Le grand attaquant norvégien (1,95m), parfois en difficulté avec ses pieds, symbolisait la frustration que pouvait ressentir l'homme aux 255 buts en D1, qui sentait si bien le jeu et était si techniquement agile. De là sont nées des expressions passées à la postérité, rappelées dans le portrait que lui a consacré L'Équipe ce mercredi, comme "Il faut travailler à la NASA pour trouver ça", "J'aimerais pas être le ballon" ou "Il a oublié d'enlever ses chaussures de la boîte".

"Il en avait des tonnes comme ça, toujours distillées au bon moment. Il y a ce qu'il disait à l'antenne, et puis ce qu'il exprimait hors micro, juste avec un regard. Il me tapait sur le genou et ses yeux roulaient vers le ciel, ça voulait dire que ça n'allait pas du tout", raconte Benedetti. Dès leur premier match ensemble, le Trophée des Champions 2005 remporté contre Auxerre (4-1), les deux hommes avaient noué une grande complicité.

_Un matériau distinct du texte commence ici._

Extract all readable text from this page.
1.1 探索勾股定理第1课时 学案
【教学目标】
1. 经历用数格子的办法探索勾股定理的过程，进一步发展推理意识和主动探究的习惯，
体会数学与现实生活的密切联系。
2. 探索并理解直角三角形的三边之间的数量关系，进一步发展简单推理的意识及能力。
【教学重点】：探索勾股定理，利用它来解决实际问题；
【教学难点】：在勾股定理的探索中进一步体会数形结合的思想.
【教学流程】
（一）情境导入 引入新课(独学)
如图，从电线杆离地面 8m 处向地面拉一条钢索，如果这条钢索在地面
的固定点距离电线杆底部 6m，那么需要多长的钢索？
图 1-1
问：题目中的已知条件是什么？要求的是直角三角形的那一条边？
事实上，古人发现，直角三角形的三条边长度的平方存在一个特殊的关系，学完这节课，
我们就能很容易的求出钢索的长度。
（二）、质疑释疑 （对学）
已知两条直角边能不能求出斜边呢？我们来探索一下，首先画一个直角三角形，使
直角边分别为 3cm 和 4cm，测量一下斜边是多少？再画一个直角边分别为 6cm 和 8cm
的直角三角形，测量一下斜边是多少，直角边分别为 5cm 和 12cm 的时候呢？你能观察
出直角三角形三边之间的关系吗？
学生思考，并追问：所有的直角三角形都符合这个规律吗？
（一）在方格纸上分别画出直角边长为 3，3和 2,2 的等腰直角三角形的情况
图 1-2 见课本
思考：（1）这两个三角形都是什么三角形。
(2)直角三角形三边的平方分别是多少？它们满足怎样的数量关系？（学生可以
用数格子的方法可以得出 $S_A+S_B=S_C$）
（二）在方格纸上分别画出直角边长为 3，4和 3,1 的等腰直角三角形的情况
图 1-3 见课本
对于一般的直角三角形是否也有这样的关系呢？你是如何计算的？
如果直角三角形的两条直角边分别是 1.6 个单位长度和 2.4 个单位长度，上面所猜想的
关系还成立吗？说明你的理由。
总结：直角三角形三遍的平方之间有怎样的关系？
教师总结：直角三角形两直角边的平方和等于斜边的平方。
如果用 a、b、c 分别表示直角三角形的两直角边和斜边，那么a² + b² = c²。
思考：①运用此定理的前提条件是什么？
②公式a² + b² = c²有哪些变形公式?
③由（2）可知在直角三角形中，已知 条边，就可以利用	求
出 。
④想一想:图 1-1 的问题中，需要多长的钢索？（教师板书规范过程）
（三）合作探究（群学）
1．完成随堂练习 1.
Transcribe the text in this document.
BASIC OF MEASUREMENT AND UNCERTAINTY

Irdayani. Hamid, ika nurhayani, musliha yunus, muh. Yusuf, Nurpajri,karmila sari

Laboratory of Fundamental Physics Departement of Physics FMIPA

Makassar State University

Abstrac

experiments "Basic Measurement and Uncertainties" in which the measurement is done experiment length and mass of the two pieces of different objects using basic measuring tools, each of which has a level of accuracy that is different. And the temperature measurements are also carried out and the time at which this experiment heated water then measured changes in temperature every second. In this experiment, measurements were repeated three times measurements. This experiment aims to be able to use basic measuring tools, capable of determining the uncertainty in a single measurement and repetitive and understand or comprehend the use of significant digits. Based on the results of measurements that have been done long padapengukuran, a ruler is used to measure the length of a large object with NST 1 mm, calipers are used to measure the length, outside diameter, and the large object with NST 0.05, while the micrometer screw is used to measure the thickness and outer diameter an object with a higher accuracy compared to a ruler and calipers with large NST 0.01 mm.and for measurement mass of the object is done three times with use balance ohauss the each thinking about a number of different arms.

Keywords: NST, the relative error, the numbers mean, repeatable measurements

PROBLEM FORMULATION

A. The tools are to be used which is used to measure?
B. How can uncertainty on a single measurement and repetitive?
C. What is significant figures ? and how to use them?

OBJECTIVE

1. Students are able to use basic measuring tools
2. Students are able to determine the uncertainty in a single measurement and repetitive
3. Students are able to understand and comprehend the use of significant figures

Il arrivait aussi au journaliste de s'emporter, mais il laissait volontiers le beau rôle à son ami. "Bernard embellissait ses commentaires avec tout l'amour qu'il pouvait avoir pour son club, cette passion et parfois toute la colère qu'il pouvait avoir, se souvient-il. Un jour, pendant un match à Gerland, il était tellement énervé, il a mis un gros coup de poing sur la table et il a pété le poste de commentaires. C'était Bernard."

"Les joueurs le craignaient un petit peu"

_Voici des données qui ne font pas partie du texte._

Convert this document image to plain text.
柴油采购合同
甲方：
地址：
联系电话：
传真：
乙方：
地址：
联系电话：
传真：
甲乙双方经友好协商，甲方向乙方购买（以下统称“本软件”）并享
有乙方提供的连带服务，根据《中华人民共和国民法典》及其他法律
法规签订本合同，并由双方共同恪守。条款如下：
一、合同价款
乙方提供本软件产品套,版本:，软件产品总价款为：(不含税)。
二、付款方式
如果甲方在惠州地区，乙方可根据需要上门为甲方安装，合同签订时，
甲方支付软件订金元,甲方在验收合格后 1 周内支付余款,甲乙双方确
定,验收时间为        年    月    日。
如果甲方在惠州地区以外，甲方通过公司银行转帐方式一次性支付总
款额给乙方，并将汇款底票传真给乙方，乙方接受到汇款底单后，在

La semaine suivant les matchs, la rediffusion de leurs commentaires dans les vestiaires avait toujours son petit effet. "Les joueurs le craignaient un petit peu", poursuit le journaliste. "Parfois, après les matchs, ils demandaient si c'était Bernard qui allait faire le commentaire. Quand ils n'avaient pas été bons, ils savaient qu'ils allaient se faire tailler. Et en effet, certains en prenaient pour leur grade. Mais il n'y avait pas de méchanceté, ça l'énervait juste un petit peu."

Richard Benedetti confesse qu'il connaissait tellement bien le phénomène qu'il lui arrivait de le "pousser un petit peu", juste pour voir sa réaction. "Parfois, je le calmait aussi. Je lui mettais la main sur le genou ou sur l'épaule, il me regardait et ça allait un petit peu mieux. Mais c'était difficile de calmer Bernard", se souvient-il. S'il évoque tous ces moments de "grande rigolade", son souvenir le plus marquant est sans doute la soirée de cette défaite traumatisante à San Siro, en quart de finale retour de la Ligue des Champions 2005-2006.

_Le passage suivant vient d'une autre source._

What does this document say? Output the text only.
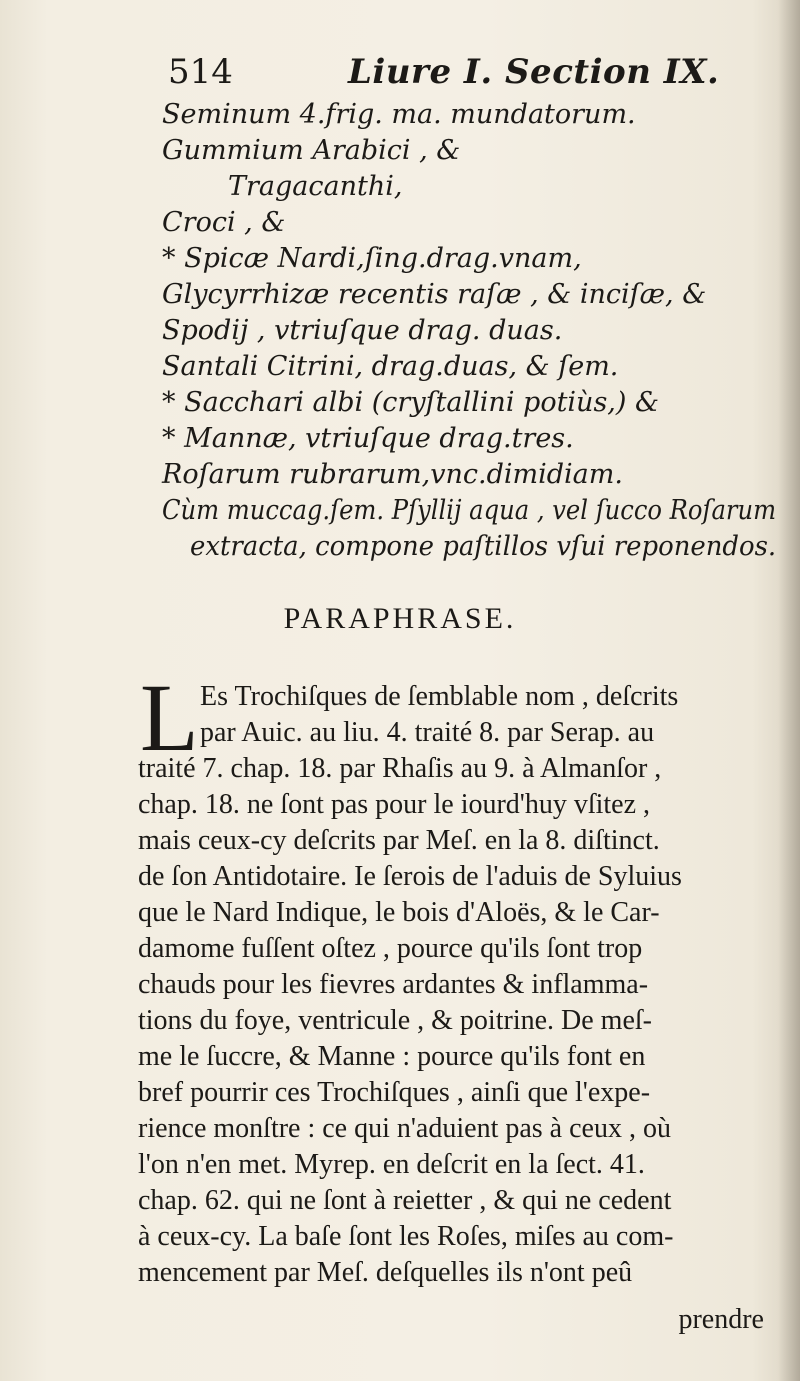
514	Liure I. Section IX.
Seminum 4.frig. ma. mundatorum.
Gummium Arabici , &
Tragacanthi,
Croci , &
* Spicæ Nardi,ſing.drag.vnam,
Glycyrrhizæ recentis raſæ , & inciſæ, &
Spodij , vtriuſque drag. duas.
Santali Citrini, drag.duas, & ſem.
* Sacchari albi (cryſtallini potiùs,) &
* Mannæ, vtriuſque drag.tres.
Roſarum rubrarum,vnc.dimidiam.
Cùm muccag.ſem. Pſyllij aqua , vel ſucco Roſarum
extracta, compone paſtillos vſui reponendos.
PARAPHRASE.
L Es Trochiſques de ſemblable nom , deſcrits
par Auic. au liu. 4. traité 8. par Serap. au
traité 7. chap. 18. par Rhaſis au 9. à Almanſor ,
chap. 18. ne ſont pas pour le iourd'huy vſitez ,
mais ceux-cy deſcrits par Meſ. en la 8. diſtinct.
de ſon Antidotaire. Ie ſerois de l'aduis de Syluius
que le Nard Indique, le bois d'Aloës, & le Car-
damome fuſſent oſtez , pource qu'ils ſont trop
chauds pour les fievres ardantes & inflamma-
tions du foye, ventricule , & poitrine. De meſ-
me le ſuccre, & Manne : pource qu'ils font en
bref pourrir ces Trochiſques , ainſi que l'expe-
rience monſtre : ce qui n'aduient pas à ceux , où
l'on n'en met. Myrep. en deſcrit en la ſect. 41.
chap. 62. qui ne ſont à reietter , & qui ne cedent
à ceux-cy. La baſe ſont les Roſes, miſes au com-
mencement par Meſ. deſquelles ils n'ont peû
prendre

Cette saison-là, tous les anciens joueurs le disent, c'était le plus grand Lyon des années 2000, celui qui se voyait aller au bout, qui avait corrigé le Real Madrid 3-0 en poules avant de surclasser le PSV 4-0 en huitième de finale. Qualifiés au début du temps additionnel grâce à ce score de 1-1 (0-0 à l'aller), les Lyonnais ont encaissé un but assassin de Filippo Inzaghi à la 88e minute, avant que Shevchenko ne porte le coup de grâce dans les arrêts de jeu.

Un observateur exceptionnel

"Le pire moment de tous", raconte Benedetti, dont la voix se voile légèrement. "C'était incroyable. Bernard avait les larmes aux yeux. Il est resté prostré au poste de commentaires. Jean-Yves Meilland, qui était le patron de la chaîne, a dû le prendre par la main pour l'emmener au vestiaire. C'était la fin du monde pour lui. Il n'arrivait plus à bouger."

Au-delà de ces coups de gueule ou de ces moments suspendus, Bernard Lacombe était avant tout un observateur exceptionnel. Le triple champion de France (1984, 1985, 1987) et double vainqueur de la Coupe de France (1986, 1987) avec Bordeaux percevait le football comme peu sont capables. "Il devinait le match au bout de quelques minutes, c'était sa grande force, insiste son ancien complice. Il était capable de dire : 'Richard, tu vas voir, ça, ça et ça va arriver'. Il annonçait quasiment les buts avant." Des paroles non vaines, les vidéos sont là pour en témoigner.